Chipmunk a peripheral imposition
afterimage headed into the den beneath
one of the treated six-by-six sills that found
the outhouse
                       the eye never catches
up but plots a path to satisfy
that indiscrete stroke traversing
the tangential kiss of what I can say I saw

BUNDLE FROM ANDRE SPEARS

Greetings,
I’m attaching the short text “Friendship,” written by Maurice Blanchot on the occasion of George Bataille’s death (1962), as a sort of “ancillary bundle” to accompany leek soup.
In a nutshell, what I think I’ve gleaned from my recent reading, in retracing the bond that links Bataille to friend Blanchot to friend Derrida to friend J-L Nancy—across the intertextual field delimited by Bataille’s Friendship (first half of Guilty), Blanchot’s “Friendship” and The Unavowable Community, Nancy’s The Inoperative Community and Derrida’s The Politics of Friendship—goes something like this: the “plasma of friendship” is Death, in the same way that the “plasma of community” is the Death of my Friend.
This line of inquiry into issues of friendship and community begins with Bataille and, like much of Bataille’s major work, emerges from the very heart of Nazi-occupied France (not to say Europe).
So, I guess the question for me is whether we can take Olson’s notion of “polis”  as another word for “community.”
See you round the campfire.
a’


ALBERT GLOVER: CLOUDBURST BUNDLE ITEM: THREE

Cloudburst Bundle:  Item 3

…for most of its several centuries’ run, modernism’s taproot in romantic ideology drew heavily on the notion of opposition and critique.  Whether flaunting disregard for bourgeois conventions, or upending the tables of polite discourse, or slapping the face of public taste, the artistic attachment to posing a critique has been one of the hallmarks of the long legacy of romanticism up through the avant-garde and beyond. Attachment to some notion of politics as a task for poetics, rooted in the notion of critique, is premised on the idea that artistic identity had a privileged role in the culture. Artists were other, somehow apart, the watchdogs, the agents provocateurs, the self-styled shamans, outsiders, whistleblowers, or keepers of the flame of moral conscience in a fallen world. Metaphors of salvation and redemption aside (and with them, all whiff of theology), the sense that the artist’s role was linked to critique has come to be a feature of the contemporary scene. We can read the writings of the modern philosophers, aestheticians, the passionate advocates of social change, radical epistemological defamiliarizers and imaginative visionaries. All are premised on the same principle of utopian reform.
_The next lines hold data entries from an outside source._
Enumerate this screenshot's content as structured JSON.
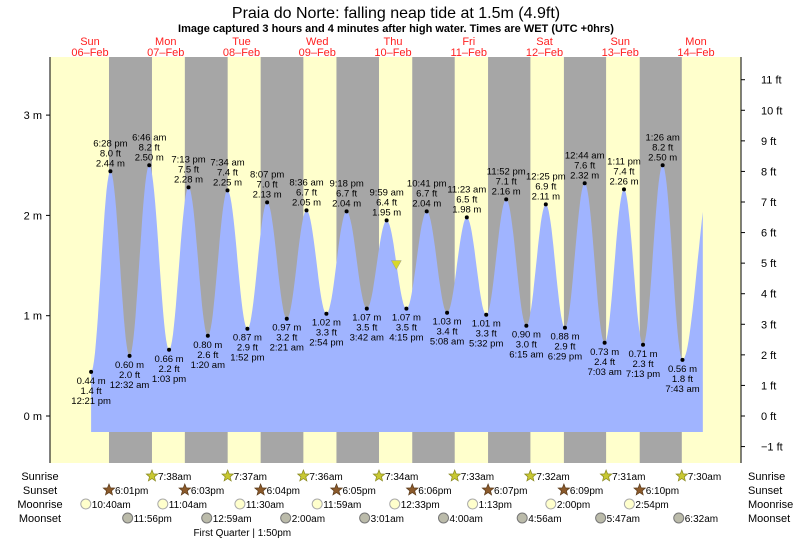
{
  "header": {
    "title": "Praia do Norte: falling  neap tide at 1.5m (4.9ft)",
    "subtitle": "Image captured 3 hours and 4 minutes after high water. Times are WET (UTC +0hrs)"
  },
  "days": [
    {
      "name": "Sun",
      "date": "06–Feb"
    },
    {
      "name": "Mon",
      "date": "07–Feb"
    },
    {
      "name": "Tue",
      "date": "08–Feb"
    },
    {
      "name": "Wed",
      "date": "09–Feb"
    },
    {
      "name": "Thu",
      "date": "10–Feb"
    },
    {
      "name": "Fri",
      "date": "11–Feb"
    },
    {
      "name": "Sat",
      "date": "12–Feb"
    },
    {
      "name": "Sun",
      "date": "13–Feb"
    },
    {
      "name": "Mon",
      "date": "14–Feb"
    }
  ],
  "colors": {
    "day": "#ffffcc",
    "night": "#a6a6a6",
    "water": "#a0b4ff",
    "day_label": "#ff2020",
    "marker": "#d8d82a",
    "sunset": "#8b5a2b",
    "moonrise": "#ffffcc",
    "moonset": "#bbbbaa"
  },
  "chart_data": {
    "type": "area",
    "title": "Praia do Norte: falling  neap tide at 1.5m (4.9ft)",
    "ylabel_left": "m",
    "ylabel_right": "ft",
    "ylim_m": [
      -0.47,
      3.58
    ],
    "left_ticks": [
      "0 m",
      "1 m",
      "2 m",
      "3 m"
    ],
    "left_tick_values": [
      0,
      1,
      2,
      3
    ],
    "right_ticks": [
      "−1 ft",
      "0 ft",
      "1 ft",
      "2 ft",
      "3 ft",
      "4 ft",
      "5 ft",
      "6 ft",
      "7 ft",
      "8 ft",
      "9 ft",
      "10 ft",
      "11 ft"
    ],
    "right_tick_values": [
      -1,
      0,
      1,
      2,
      3,
      4,
      5,
      6,
      7,
      8,
      9,
      10,
      11
    ],
    "extremes": [
      {
        "day": 0,
        "time": "12:21 pm",
        "m": "0.44 m",
        "ft": "1.4 ft",
        "h": 0.44,
        "type": "low"
      },
      {
        "day": 0,
        "time": "6:28 pm",
        "m": "2.44 m",
        "ft": "8.0 ft",
        "h": 2.44,
        "type": "high"
      },
      {
        "day": 1,
        "time": "12:32 am",
        "m": "0.60 m",
        "ft": "2.0 ft",
        "h": 0.6,
        "type": "low"
      },
      {
        "day": 1,
        "time": "6:46 am",
        "m": "2.50 m",
        "ft": "8.2 ft",
        "h": 2.5,
        "type": "high"
      },
      {
        "day": 1,
        "time": "1:03 pm",
        "m": "0.66 m",
        "ft": "2.2 ft",
        "h": 0.66,
        "type": "low"
      },
      {
        "day": 1,
        "time": "7:13 pm",
        "m": "2.28 m",
        "ft": "7.5 ft",
        "h": 2.28,
        "type": "high"
      },
      {
        "day": 2,
        "time": "1:20 am",
        "m": "0.80 m",
        "ft": "2.6 ft",
        "h": 0.8,
        "type": "low"
      },
      {
        "day": 2,
        "time": "7:34 am",
        "m": "2.25 m",
        "ft": "7.4 ft",
        "h": 2.25,
        "type": "high"
      },
      {
        "day": 2,
        "time": "1:52 pm",
        "m": "0.87 m",
        "ft": "2.9 ft",
        "h": 0.87,
        "type": "low"
      },
      {
        "day": 2,
        "time": "8:07 pm",
        "m": "2.13 m",
        "ft": "7.0 ft",
        "h": 2.13,
        "type": "high"
      },
      {
        "day": 3,
        "time": "2:21 am",
        "m": "0.97 m",
        "ft": "3.2 ft",
        "h": 0.97,
        "type": "low"
      },
      {
        "day": 3,
        "time": "8:36 am",
        "m": "2.05 m",
        "ft": "6.7 ft",
        "h": 2.05,
        "type": "high"
      },
      {
        "day": 3,
        "time": "2:54 pm",
        "m": "1.02 m",
        "ft": "3.3 ft",
        "h": 1.02,
        "type": "low"
      },
      {
        "day": 3,
        "time": "9:18 pm",
        "m": "2.04 m",
        "ft": "6.7 ft",
        "h": 2.04,
        "type": "high"
      },
      {
        "day": 4,
        "time": "3:42 am",
        "m": "1.07 m",
        "ft": "3.5 ft",
        "h": 1.07,
        "type": "low"
      },
      {
        "day": 4,
        "time": "9:59 am",
        "m": "1.95 m",
        "ft": "6.4 ft",
        "h": 1.95,
        "type": "high"
      },
      {
        "day": 4,
        "time": "4:15 pm",
        "m": "1.07 m",
        "ft": "3.5 ft",
        "h": 1.07,
        "type": "low"
      },
      {
        "day": 4,
        "time": "10:41 pm",
        "m": "2.04 m",
        "ft": "6.7 ft",
        "h": 2.04,
        "type": "high"
      },
      {
        "day": 5,
        "time": "5:08 am",
        "m": "1.03 m",
        "ft": "3.4 ft",
        "h": 1.03,
        "type": "low"
      },
      {
        "day": 5,
        "time": "11:23 am",
        "m": "1.98 m",
        "ft": "6.5 ft",
        "h": 1.98,
        "type": "high"
      },
      {
        "day": 5,
        "time": "5:32 pm",
        "m": "1.01 m",
        "ft": "3.3 ft",
        "h": 1.01,
        "type": "low"
      },
      {
        "day": 5,
        "time": "11:52 pm",
        "m": "2.16 m",
        "ft": "7.1 ft",
        "h": 2.16,
        "type": "high"
      },
      {
        "day": 6,
        "time": "6:15 am",
        "m": "0.90 m",
        "ft": "3.0 ft",
        "h": 0.9,
        "type": "low"
      },
      {
        "day": 6,
        "time": "12:25 pm",
        "m": "2.11 m",
        "ft": "6.9 ft",
        "h": 2.11,
        "type": "high"
      },
      {
        "day": 6,
        "time": "6:29 pm",
        "m": "0.88 m",
        "ft": "2.9 ft",
        "h": 0.88,
        "type": "low"
      },
      {
        "day": 7,
        "time": "12:44 am",
        "m": "2.32 m",
        "ft": "7.6 ft",
        "h": 2.32,
        "type": "high"
      },
      {
        "day": 7,
        "time": "7:03 am",
        "m": "0.73 m",
        "ft": "2.4 ft",
        "h": 0.73,
        "type": "low"
      },
      {
        "day": 7,
        "time": "1:11 pm",
        "m": "2.26 m",
        "ft": "7.4 ft",
        "h": 2.26,
        "type": "high"
      },
      {
        "day": 7,
        "time": "7:13 pm",
        "m": "0.71 m",
        "ft": "2.3 ft",
        "h": 0.71,
        "type": "low"
      },
      {
        "day": 8,
        "time": "1:26 am",
        "m": "2.50 m",
        "ft": "8.2 ft",
        "h": 2.5,
        "type": "high"
      },
      {
        "day": 8,
        "time": "7:43 am",
        "m": "0.56 m",
        "ft": "1.8 ft",
        "h": 0.56,
        "type": "low"
      }
    ],
    "curve_end": {
      "day": 8,
      "time": "2:10 pm",
      "h": 2.0
    },
    "current": {
      "day": 4,
      "time": "1:03 pm",
      "h": 1.5
    }
  },
  "rows": {
    "labels": [
      "Sunrise",
      "Sunset",
      "Moonrise",
      "Moonset"
    ],
    "sunrise": [
      {
        "day": 1,
        "time": "7:38am"
      },
      {
        "day": 2,
        "time": "7:37am"
      },
      {
        "day": 3,
        "time": "7:36am"
      },
      {
        "day": 4,
        "time": "7:34am"
      },
      {
        "day": 5,
        "time": "7:33am"
      },
      {
        "day": 6,
        "time": "7:32am"
      },
      {
        "day": 7,
        "time": "7:31am"
      },
      {
        "day": 8,
        "time": "7:30am"
      }
    ],
    "sunset": [
      {
        "day": 0,
        "time": "6:01pm"
      },
      {
        "day": 1,
        "time": "6:03pm"
      },
      {
        "day": 2,
        "time": "6:04pm"
      },
      {
        "day": 3,
        "time": "6:05pm"
      },
      {
        "day": 4,
        "time": "6:06pm"
      },
      {
        "day": 5,
        "time": "6:07pm"
      },
      {
        "day": 6,
        "time": "6:09pm"
      },
      {
        "day": 7,
        "time": "6:10pm"
      }
    ],
    "moonrise": [
      {
        "day": 0,
        "time": "10:40am"
      },
      {
        "day": 1,
        "time": "11:04am"
      },
      {
        "day": 2,
        "time": "11:30am"
      },
      {
        "day": 3,
        "time": "11:59am"
      },
      {
        "day": 4,
        "time": "12:33pm"
      },
      {
        "day": 5,
        "time": "1:13pm"
      },
      {
        "day": 6,
        "time": "2:00pm"
      },
      {
        "day": 7,
        "time": "2:54pm"
      }
    ],
    "moonset": [
      {
        "day": 0,
        "time": "11:56pm"
      },
      {
        "day": 2,
        "time": "12:59am"
      },
      {
        "day": 3,
        "time": "2:00am"
      },
      {
        "day": 4,
        "time": "3:01am"
      },
      {
        "day": 5,
        "time": "4:00am"
      },
      {
        "day": 6,
        "time": "4:56am"
      },
      {
        "day": 7,
        "time": "5:47am"
      },
      {
        "day": 8,
        "time": "6:32am"
      }
    ],
    "moon_phase": {
      "day": 2,
      "time": "1:50pm",
      "text": "First Quarter | 1:50pm"
    }
  }
}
But as the theoretical precepts of complex systems begin to come online (in literal as well as metaphoric senses), the status of critique changes. If authorship and its myths of agency dissolve in a situation where writing is aggregated, made, constructed, processed so that poetics emerge out of the mass of discourse rather than being other from it, then the grounds of distinction on which the figure of the author gained purchase fall away as well.  We become authorettes, components of an authorial stream, bits of the larger code tide. Critique was dependent on apart-ness and distinction, relied on the configured condition of identity to sustain its premises—the outside otherness, a contrived stance at best, but a much-cherished one, was the requirement for such a practice, rooted in what look now like very mechanical distinctions of self and other, subject and object, self and world, perceiving consciousness and a priori phenomena.